Hot Rain

by Mac Tonnies

(Illustration by Dia Sobin.)

She might have had an identity once. Or at least the synthetic equivalent. But years have passed; entropy haunts the labored rhythm of her stride, the flow of her thoughts. All the sidewalks look the same, an endless montage that recedes to eggshell anonymity in the summer glow.

Some houses have fallen apart; others hover on the brink of dissolution, weather-beaten and faded. She walks past them, bare legs registering fatigue, but only dimly. Past lawns overtaken by hard-packed dirt and brackish weeds. The carcasses of cars litter long-abandoned driveways like rusted sentinels. She experiences a fleeting urge to join them in their slumber and examines their doors with ill-conceived longing.

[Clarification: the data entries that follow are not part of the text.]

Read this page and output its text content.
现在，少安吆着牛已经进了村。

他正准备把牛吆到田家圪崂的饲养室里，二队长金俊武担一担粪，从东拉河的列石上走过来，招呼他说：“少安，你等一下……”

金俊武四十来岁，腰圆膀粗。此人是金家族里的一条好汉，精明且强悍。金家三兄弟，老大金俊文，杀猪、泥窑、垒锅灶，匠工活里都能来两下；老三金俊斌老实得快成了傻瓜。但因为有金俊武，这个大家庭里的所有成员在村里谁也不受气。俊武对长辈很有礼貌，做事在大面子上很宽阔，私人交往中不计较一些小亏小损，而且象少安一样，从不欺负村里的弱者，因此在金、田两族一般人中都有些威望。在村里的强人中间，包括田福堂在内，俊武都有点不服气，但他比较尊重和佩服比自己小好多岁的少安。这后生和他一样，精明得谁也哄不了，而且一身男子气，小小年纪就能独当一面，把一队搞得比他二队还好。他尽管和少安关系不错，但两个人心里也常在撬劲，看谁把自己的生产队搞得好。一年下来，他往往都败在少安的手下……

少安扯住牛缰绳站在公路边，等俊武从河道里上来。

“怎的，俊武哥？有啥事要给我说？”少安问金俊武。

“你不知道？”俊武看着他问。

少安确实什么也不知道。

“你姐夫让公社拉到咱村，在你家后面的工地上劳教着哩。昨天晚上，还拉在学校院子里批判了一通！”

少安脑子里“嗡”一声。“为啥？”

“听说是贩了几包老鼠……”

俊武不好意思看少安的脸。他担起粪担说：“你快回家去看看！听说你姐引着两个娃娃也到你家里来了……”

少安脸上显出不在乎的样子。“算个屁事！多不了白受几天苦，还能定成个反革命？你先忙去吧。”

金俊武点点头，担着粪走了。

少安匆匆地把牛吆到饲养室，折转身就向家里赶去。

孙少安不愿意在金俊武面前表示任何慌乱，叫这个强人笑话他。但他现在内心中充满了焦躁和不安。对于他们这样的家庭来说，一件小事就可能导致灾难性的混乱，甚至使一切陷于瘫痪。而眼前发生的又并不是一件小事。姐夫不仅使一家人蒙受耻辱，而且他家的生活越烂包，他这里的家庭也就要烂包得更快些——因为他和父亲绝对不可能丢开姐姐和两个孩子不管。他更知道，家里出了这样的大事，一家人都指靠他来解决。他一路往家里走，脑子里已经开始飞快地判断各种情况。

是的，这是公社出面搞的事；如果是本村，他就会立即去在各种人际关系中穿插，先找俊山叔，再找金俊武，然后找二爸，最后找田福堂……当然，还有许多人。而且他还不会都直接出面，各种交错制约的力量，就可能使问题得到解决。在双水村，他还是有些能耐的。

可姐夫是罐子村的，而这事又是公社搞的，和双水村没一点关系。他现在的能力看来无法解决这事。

The sun weighs on her slim shoulders. Her T-shirt, discolored and torn, flutters in the hot breeze; she rubs coal-black hair from dark, searching eyes and mops imaginary sweat from her brow. She looks new, or almost new. She wonders if others of her generation have lasted as long; after all, wasn't heat the enemy of electronics, the bane of overworked laptops? Of course, she isn't electronic in the archaic sense . . . but the word had seeped into her lexicon. She enjoys the heft of the obsolete syllables, cryptic and full of wasted portent.

She invokes diagnostic systems she'd almost forgotten. As her sensorium comes to life she stumbles under the sudden deluge of discomfort, the sun's blade shoved deeper into her flesh, threatening to rend the slender fiber-optics that run through her spinal column. Animal fear grips her; she marshals the discipline to remain hunkered on the hot pavement while her brain severs the barrage of input. As she waits, she scans the street for evidence of shade. Not all the trees have burned; sometimes she takes comfort esconced in their branches.

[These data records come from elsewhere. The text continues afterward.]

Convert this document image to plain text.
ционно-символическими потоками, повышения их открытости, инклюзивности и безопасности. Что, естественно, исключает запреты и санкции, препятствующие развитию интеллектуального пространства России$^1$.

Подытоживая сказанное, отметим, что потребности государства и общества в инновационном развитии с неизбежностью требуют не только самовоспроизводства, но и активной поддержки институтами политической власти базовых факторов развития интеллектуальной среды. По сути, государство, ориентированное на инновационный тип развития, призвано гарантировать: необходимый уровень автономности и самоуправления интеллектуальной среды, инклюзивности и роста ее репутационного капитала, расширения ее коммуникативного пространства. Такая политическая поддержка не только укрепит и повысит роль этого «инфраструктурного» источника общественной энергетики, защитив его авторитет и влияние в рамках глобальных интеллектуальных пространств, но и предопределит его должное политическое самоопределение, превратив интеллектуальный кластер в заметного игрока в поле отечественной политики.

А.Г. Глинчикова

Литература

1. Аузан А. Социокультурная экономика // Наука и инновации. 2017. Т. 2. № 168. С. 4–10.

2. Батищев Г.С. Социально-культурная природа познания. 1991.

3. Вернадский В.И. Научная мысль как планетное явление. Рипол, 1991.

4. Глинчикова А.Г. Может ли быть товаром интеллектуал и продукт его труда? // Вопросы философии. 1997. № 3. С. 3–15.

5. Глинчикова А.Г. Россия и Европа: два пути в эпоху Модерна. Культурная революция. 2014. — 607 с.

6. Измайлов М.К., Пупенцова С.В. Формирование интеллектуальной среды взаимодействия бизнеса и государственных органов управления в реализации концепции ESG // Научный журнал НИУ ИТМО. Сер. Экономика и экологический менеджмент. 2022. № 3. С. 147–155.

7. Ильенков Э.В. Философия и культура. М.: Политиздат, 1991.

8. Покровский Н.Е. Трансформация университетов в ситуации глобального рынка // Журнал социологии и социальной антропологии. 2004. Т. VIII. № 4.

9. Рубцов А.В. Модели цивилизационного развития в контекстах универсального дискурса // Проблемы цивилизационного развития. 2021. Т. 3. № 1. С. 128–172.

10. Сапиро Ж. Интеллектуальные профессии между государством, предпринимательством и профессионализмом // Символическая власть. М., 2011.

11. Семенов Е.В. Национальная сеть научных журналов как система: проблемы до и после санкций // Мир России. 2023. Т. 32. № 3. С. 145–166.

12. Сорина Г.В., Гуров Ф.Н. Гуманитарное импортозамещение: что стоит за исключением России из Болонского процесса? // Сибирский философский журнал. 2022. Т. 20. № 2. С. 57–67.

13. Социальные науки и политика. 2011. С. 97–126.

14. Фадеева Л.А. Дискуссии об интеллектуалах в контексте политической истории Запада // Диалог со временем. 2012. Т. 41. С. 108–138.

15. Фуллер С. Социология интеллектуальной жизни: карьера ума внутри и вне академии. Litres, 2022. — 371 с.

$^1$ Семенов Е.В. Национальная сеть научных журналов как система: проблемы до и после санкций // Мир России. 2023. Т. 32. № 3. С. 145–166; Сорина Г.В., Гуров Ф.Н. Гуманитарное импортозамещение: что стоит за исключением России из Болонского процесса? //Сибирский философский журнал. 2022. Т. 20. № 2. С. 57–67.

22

She regains equilibrium; the world recedes to its usual cautious distance. Flies orbit her head as she passes a mound of mummified garbage. A stack of tires stands vigil on the corner of a ruined yard, the treads gelled and bleeding from long exposure to the heat. Two blocks later she turns left. Then right. Then right again, trying to dispel the sense of having retraced her steps in some heedless suburban orouboros.

Her feet chafe on the pitted concrete. She almost welcomes the snarl of cars she finds left in the intersection; she climbs, enjoying the feel of curling paint on her splayed palms, savoring the small avalanches of rust she displaces with her knees and shins.

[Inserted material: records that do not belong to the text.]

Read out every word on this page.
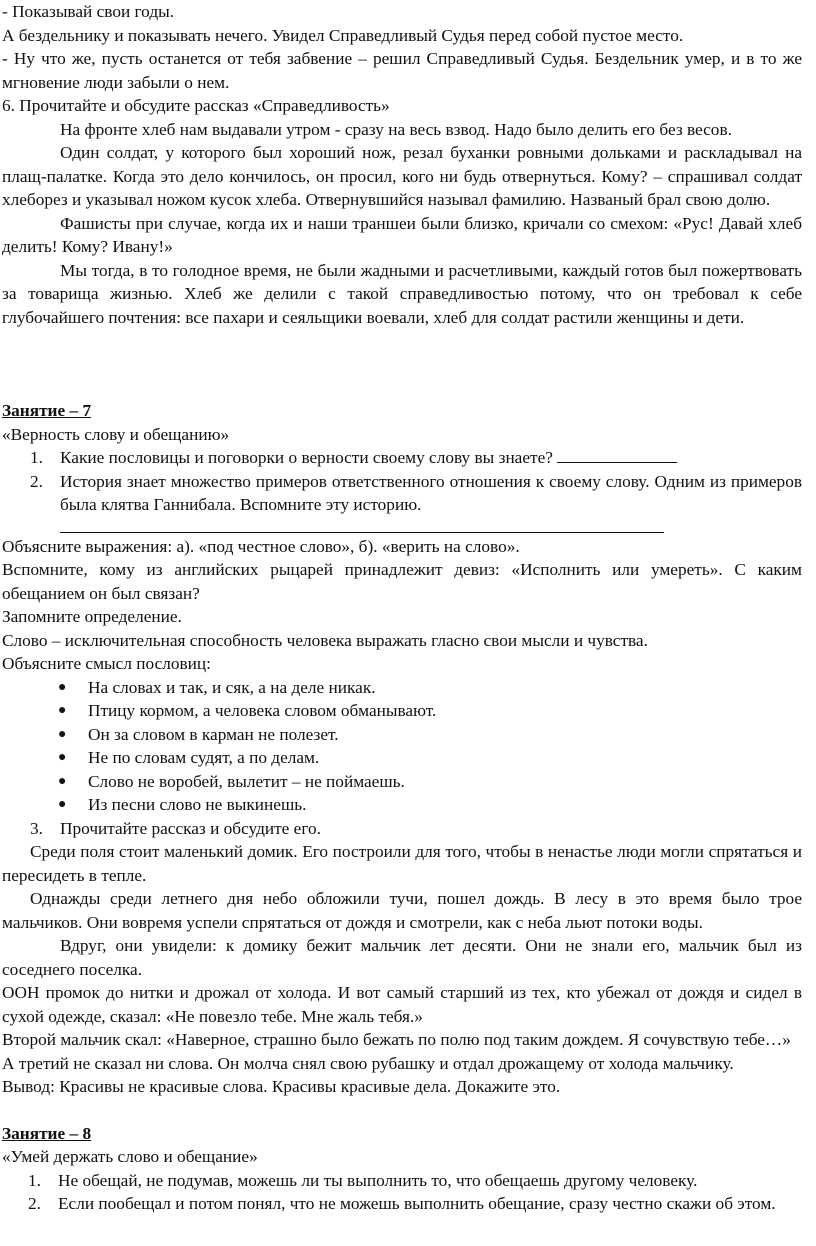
- Показывай свои годы.

А бездельнику и показывать нечего. Увидел Справедливый Судья перед собой пустое место.

- Ну что же, пусть останется от тебя забвение – решил Справедливый Судья. Бездельник умер, и в то же мгновение люди забыли о нем.

6. Прочитайте и обсудите рассказ «Справедливость»

На фронте хлеб нам выдавали утром - сразу на весь взвод. Надо было делить его без весов.

Один солдат, у которого был хороший нож, резал буханки ровными дольками и раскладывал на плащ-палатке. Когда это дело кончилось, он просил, кого ни будь отвернуться. Кому? – спрашивал солдат хлеборез и указывал ножом кусок хлеба. Отвернувшийся называл фамилию. Названый брал свою долю.

Фашисты при случае, когда их и наши траншеи были близко, кричали со смехом: «Рус! Давай хлеб делить! Кому? Ивану!»

Мы тогда, в то голодное время, не были жадными и расчетливыми, каждый готов был пожертвовать за товарища жизнью. Хлеб же делили с такой справедливостью потому, что он требовал к себе глубочайшего почтения: все пахари и сеяльщики воевали, хлеб для солдат растили женщины и дети.

Занятие – 7

«Верность слову и обещанию»

1. Какие пословицы и поговорки о верности своему слову вы знаете?
2. История знает множество примеров ответственного отношения к своему слову. Одним из примеров была клятва Ганнибала. Вспомните эту историю.

Объясните выражения: а). «под честное слово», б). «верить на слово».

Вспомните, кому из английских рыцарей принадлежит девиз: «Исполнить или умереть». С каким обещанием он был связан?

Запомните определение.

Слово – исключительная способность человека выражать гласно свои мысли и чувства.

Объясните смысл пословиц:

● На словах и так, и сяк, а на деле никак.
● Птицу кормом, а человека словом обманывают.
● Он за словом в карман не полезет.
● Не по словам судят, а по делам.
● Слово не воробей, вылетит – не поймаешь.
● Из песни слово не выкинешь.
3. Прочитайте рассказ и обсудите его.

Среди поля стоит маленький домик. Его построили для того, чтобы в ненастье люди могли спрятаться и пересидеть в тепле.

Однажды среди летнего дня небо обложили тучи, пошел дождь. В лесу в это время было трое мальчиков. Они вовремя успели спрятаться от дождя и смотрели, как с неба льют потоки воды.

Вдруг, они увидели: к домику бежит мальчик лет десяти. Они не знали его, мальчик был из соседнего поселка.

ООН промок до нитки и дрожал от холода. И вот самый старший из тех, кто убежал от дождя и сидел в сухой одежде, сказал: «Не повезло тебе. Мне жаль тебя.»

Второй мальчик скал: «Наверное, страшно было бежать по полю под таким дождем. Я сочувствую тебе…»

А третий не сказал ни слова. Он молча снял свою рубашку и отдал дрожащему от холода мальчику.

Вывод: Красивы не красивые слова. Красивы красивые дела. Докажите это.

Занятие – 8

«Умей держать слово и обещание»

1. Не обещай, не подумав, можешь ли ты выполнить то, что обещаешь другому человеку.
2. Если пообещал и потом понял, что не можешь выполнить обещание, сразу честно скажи об этом.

From the top of a heat-blistered convertible, she surveys the crumbling rooftops. To the west, something is burning, sending a stalk of blue smoke coiling into the cloudless sky. On the horizon, the remains of the city skyline hover like a sickly mirage, sunlight glancing cruelly from intact windows. She's never seen the city so clearly before, and studies it with sudden fascination as memories surface:

Her own skin lifted from a frothing vat like a pinkish wetsuit, hands like empty gloves, facial features deflated into a thoroughly demeaning caricature. The techs had installed her sense of body-identity before adding the actual body; her abrupt adolescence had been spent in a grueling immersive dialogue with Turing auditors.

Her first vision of the world -- the real world, as opposed to the auditors' cybernetic fictions -- had come when her body had achieved a semblance of womanhood. She remembers awakening in a scalding foam of nanomachines, gloved hands drawing her up into a haze of disembodied eyes and fluorescent strips that left rungs of purple light on her newborn retinas.

That night, as the sky turns a gauzy red and the first rain of the summer begins, steaming on contact with the sun-soaked asphalt, she finds herself in the brittle haven of a dead tree.

She lets her sensorium expand to encompass the lifeless suburbs:

Derelict stripmalls . . . Streets arranged in inadvertent mazes merge with vistas of smoke and cauterized weeds . . . The tombs of houses, roofless, now filling with water . . . The distant city like some monstrous glass whimsy.

Her jaw opens slightly; she licks hot rain with a metal tongue.